How to permute the rows of a DataFrame in-place efficiently?

I have a vector of row numbers and I want to use it to permute a DataFrame’s rows. Here is an MVE

using StatsBase
df = DataFrame(a = rand(1_000_000))
r=sample(1:size(df,1), size(df,1),  replace=false)
@time df = df[r,:]

I think the above creates a DataFrame and then assigns it to df. Is there a way to re-assign the rows in place so minimal extra memory is allocated?

What exactly are you trying to accomplish? Usually for group operations a groupby à la split and apply works pretty good and handles memory quite well.

as i have shown. i want to randomize all the rows as efficiently as I can

using StatsBase, DataFrames
df = DataFrame(a = rand(1_000_000))
@time df = df[sample(1:size(df,1), size(df,1), replace=false),:];
@time df = df[shuffle(1:size(df, 1)),:];

shuffle is about a three times more efficient and about 2/3 less memory intensive (also drops StatsBase dependency)

is this line the best possible? Does it not create a new DataFrame?

anyway i got an idea now

You can simply iterate over columns and call permute! on them.

3 Likes
using DataFrames
srand(0)
df = DataFrame(a = rand(Int(1e6)));
function permute_df_bycol!(df::AbstractDataFrame)
    p = shuffle(1:size(df, 1))
    for (name, col) ∈ eachcol(df)
        permute!(col, p)
    end
end
function permute_df!(df::AbstractDataFrame)
    df[:,:] = df[shuffle(1:size(df, 1)),:]
    return
end
@time permute_df_bycol!(df) # 0.064590 seconds (10 allocations: 15.259 MiB)
@time permute_df!(df) # 0.021940 seconds (36 allocations: 15.261 MiB)

that was my idea too. But it’s slower? But there is potential to apply to all columns using threads.

Maybe it’s faster for multiple columns

You could try it, but the more columns you have the more work it would have to do. Rearranging every row for the whole dataframe should be faster as it only has to apply the permutation once and It writes in-place. Column wise might be a last resort if memory is not enough.

I don’t think “apply the permutation only once” is correct here. Under the hood, indexing a data frame implies indexing repeatedly each column.

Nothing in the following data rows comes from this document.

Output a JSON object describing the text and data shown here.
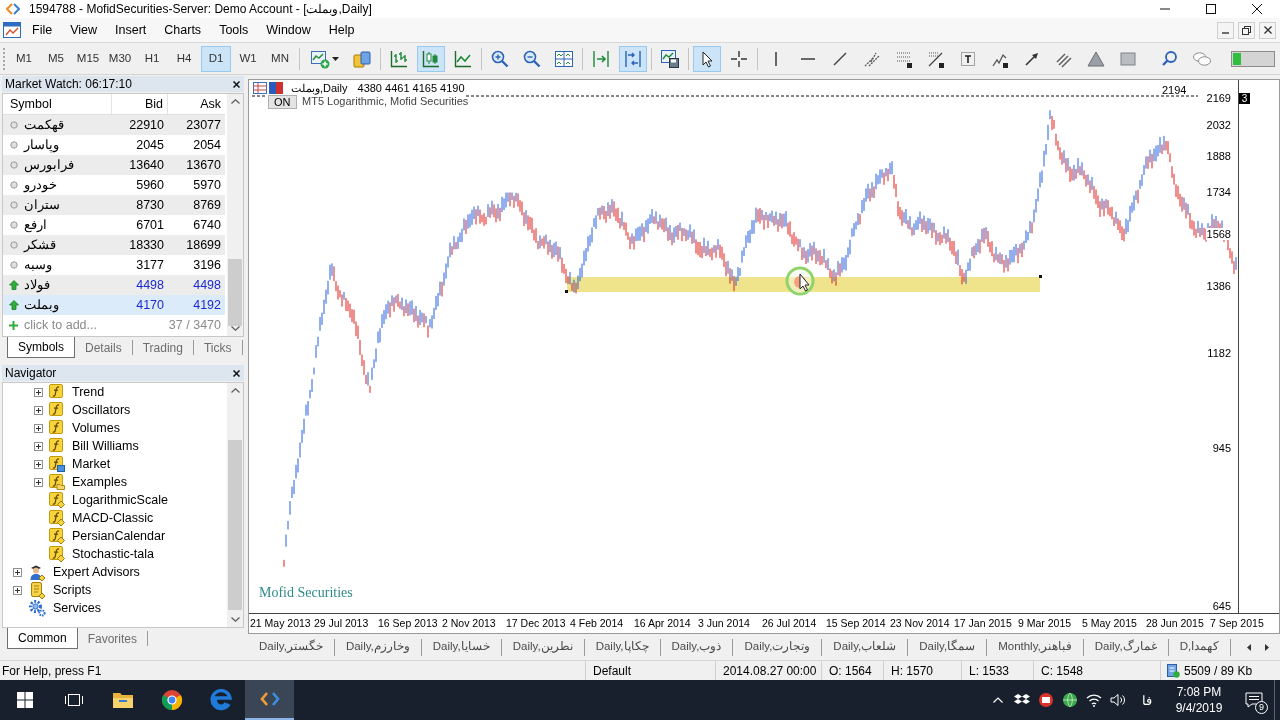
{
  "window": {
    "title": "1594788 - MofidSecurities-Server: Demo Account - [وبملت,Daily]"
  },
  "menu": [
    "File",
    "View",
    "Insert",
    "Charts",
    "Tools",
    "Window",
    "Help"
  ],
  "timeframes": [
    {
      "label": "M1",
      "selected": false
    },
    {
      "label": "M5",
      "selected": false
    },
    {
      "label": "M15",
      "selected": false
    },
    {
      "label": "M30",
      "selected": false
    },
    {
      "label": "H1",
      "selected": false
    },
    {
      "label": "H4",
      "selected": false
    },
    {
      "label": "D1",
      "selected": true
    },
    {
      "label": "W1",
      "selected": false
    },
    {
      "label": "MN",
      "selected": false
    }
  ],
  "tool_groups": [
    [
      {
        "kind": "newchart",
        "on": false
      },
      {
        "kind": "money",
        "on": false
      }
    ],
    [
      {
        "kind": "bars",
        "on": false
      },
      {
        "kind": "candles",
        "on": true
      },
      {
        "kind": "line",
        "on": false
      }
    ],
    [
      {
        "kind": "zoomin",
        "on": false
      },
      {
        "kind": "zoomout",
        "on": false
      },
      {
        "kind": "tile",
        "on": false
      }
    ],
    [
      {
        "kind": "shift",
        "on": false
      },
      {
        "kind": "autoscroll",
        "on": true
      }
    ],
    [
      {
        "kind": "templates",
        "on": false
      }
    ],
    [
      {
        "kind": "cursor",
        "on": true
      },
      {
        "kind": "crosshair",
        "on": false
      }
    ],
    [
      {
        "kind": "vline",
        "on": false
      },
      {
        "kind": "hline",
        "on": false
      },
      {
        "kind": "trend",
        "on": false
      },
      {
        "kind": "channel",
        "on": false
      },
      {
        "kind": "fibo",
        "on": false
      },
      {
        "kind": "fan",
        "on": false
      },
      {
        "kind": "text",
        "on": false
      },
      {
        "kind": "elliott",
        "on": false
      },
      {
        "kind": "arrow",
        "on": false
      },
      {
        "kind": "pitchfork",
        "on": false
      },
      {
        "kind": "triangle",
        "on": false
      },
      {
        "kind": "rectangle",
        "on": false
      }
    ],
    [
      {
        "kind": "search",
        "on": false
      },
      {
        "kind": "chat",
        "on": false
      }
    ]
  ],
  "market_watch": {
    "title": "Market Watch: 06:17:10",
    "columns": [
      "Symbol",
      "Bid",
      "Ask"
    ],
    "rows": [
      {
        "symbol": "قهکمت",
        "bid": "22910",
        "ask": "23077",
        "kind": "idle",
        "selected": false
      },
      {
        "symbol": "وپاسار",
        "bid": "2045",
        "ask": "2054",
        "kind": "idle",
        "selected": false
      },
      {
        "symbol": "فرابورس",
        "bid": "13640",
        "ask": "13670",
        "kind": "idle",
        "selected": false
      },
      {
        "symbol": "خودرو",
        "bid": "5960",
        "ask": "5970",
        "kind": "idle",
        "selected": false
      },
      {
        "symbol": "ستران",
        "bid": "8730",
        "ask": "8769",
        "kind": "idle",
        "selected": false
      },
      {
        "symbol": "ارفع",
        "bid": "6701",
        "ask": "6740",
        "kind": "idle",
        "selected": false
      },
      {
        "symbol": "قشکر",
        "bid": "18330",
        "ask": "18699",
        "kind": "idle",
        "selected": false
      },
      {
        "symbol": "وسبه",
        "bid": "3177",
        "ask": "3196",
        "kind": "idle",
        "selected": false
      },
      {
        "symbol": "فولاد",
        "bid": "4498",
        "ask": "4498",
        "kind": "up",
        "selected": false
      },
      {
        "symbol": "وبملت",
        "bid": "4170",
        "ask": "4192",
        "kind": "up",
        "selected": true
      }
    ],
    "add_hint": "click to add...",
    "count": "37 / 3470",
    "tabs": [
      {
        "label": "Symbols",
        "selected": true
      },
      {
        "label": "Details",
        "selected": false
      },
      {
        "label": "Trading",
        "selected": false
      },
      {
        "label": "Ticks",
        "selected": false
      }
    ]
  },
  "navigator": {
    "title": "Navigator",
    "tree": [
      {
        "children": [
          {
            "label": "Trend",
            "kind": "group",
            "expanded": false
          },
          {
            "label": "Oscillators",
            "kind": "group",
            "expanded": false
          },
          {
            "label": "Volumes",
            "kind": "group",
            "expanded": false
          },
          {
            "label": "Bill Williams",
            "kind": "group",
            "expanded": false
          },
          {
            "label": "Market",
            "kind": "market",
            "expanded": false
          },
          {
            "label": "Examples",
            "kind": "examples",
            "expanded": false
          },
          {
            "label": "LogarithmicScale",
            "kind": "indicator"
          },
          {
            "label": "MACD-Classic",
            "kind": "indicator"
          },
          {
            "label": "PersianCalendar",
            "kind": "indicator"
          },
          {
            "label": "Stochastic-tala",
            "kind": "indicator"
          }
        ]
      },
      {
        "label": "Expert Advisors",
        "kind": "experts",
        "expanded": false
      },
      {
        "label": "Scripts",
        "kind": "scripts",
        "expanded": false
      },
      {
        "label": "Services",
        "kind": "services"
      }
    ],
    "tabs": [
      {
        "label": "Common",
        "selected": true
      },
      {
        "label": "Favorites",
        "selected": false
      }
    ]
  },
  "chart": {
    "symbol": "وبملت,Daily",
    "ohlc": "4380 4461 4165 4190",
    "on_button": "ON",
    "indicator": "MT5 Logarithmic, Mofid Securities",
    "line_label": "2194",
    "level_marker": "3",
    "price_labels": [
      "2169",
      "2032",
      "1888",
      "1734",
      "1568",
      "1386",
      "1182",
      "945",
      "645"
    ],
    "time_labels": [
      "21 May 2013",
      "29 Jul 2013",
      "16 Sep 2013",
      "2 Nov 2013",
      "17 Dec 2013",
      "4 Feb 2014",
      "16 Apr 2014",
      "3 Jun 2014",
      "26 Jul 2014",
      "15 Sep 2014",
      "23 Nov 2014",
      "17 Jan 2015",
      "9 Mar 2015",
      "5 May 2015",
      "28 Jun 2015",
      "7 Sep 2015"
    ],
    "brand": "Mofid Securities"
  },
  "chart_tabs": [
    {
      "label": "Daily,خگستر",
      "selected": false
    },
    {
      "label": "Daily,وخارزم",
      "selected": false
    },
    {
      "label": "Daily,خسایا",
      "selected": false
    },
    {
      "label": "Daily,نطرین",
      "selected": false
    },
    {
      "label": "Daily,چکاپا",
      "selected": false
    },
    {
      "label": "Daily,ذوب",
      "selected": false
    },
    {
      "label": "Daily,وتجارت",
      "selected": false
    },
    {
      "label": "Daily,شلعاب",
      "selected": false
    },
    {
      "label": "Daily,سمگا",
      "selected": false
    },
    {
      "label": "Monthly,فباهنر",
      "selected": false
    },
    {
      "label": "Daily,غمارگ",
      "selected": false
    },
    {
      "label": "D,کهمدا",
      "selected": false
    }
  ],
  "status_bar": {
    "help": "For Help, press F1",
    "profile": "Default",
    "time": "2014.08.27 00:00",
    "open": "O: 1564",
    "high": "H: 1570",
    "low": "L: 1533",
    "close": "C: 1548",
    "traffic": "5509 / 89 Kb"
  },
  "taskbar": {
    "apps": [
      {
        "kind": "start",
        "active": false
      },
      {
        "kind": "taskview",
        "active": false
      },
      {
        "kind": "explorer",
        "active": false
      },
      {
        "kind": "chrome",
        "active": false
      },
      {
        "kind": "edge",
        "active": false
      },
      {
        "kind": "metatrader",
        "active": true
      }
    ],
    "language": "فا",
    "time": "7:08 PM",
    "date": "9/4/2019",
    "notifications": "9"
  }
}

I suspect the permute!-based sorting of DataFrame is slower just because permuting a vector is slower than indexing it (i.e. allocating a new copy). The overhead related to DataFrame should be negligible here.

Why not use a view?

Say, the computation I want to perform with the permuted dataframe would be faster if the all the columns are permuted as well. This is for “cache-efficiency”, as the next part of the program requires me to go through the vector several times in order.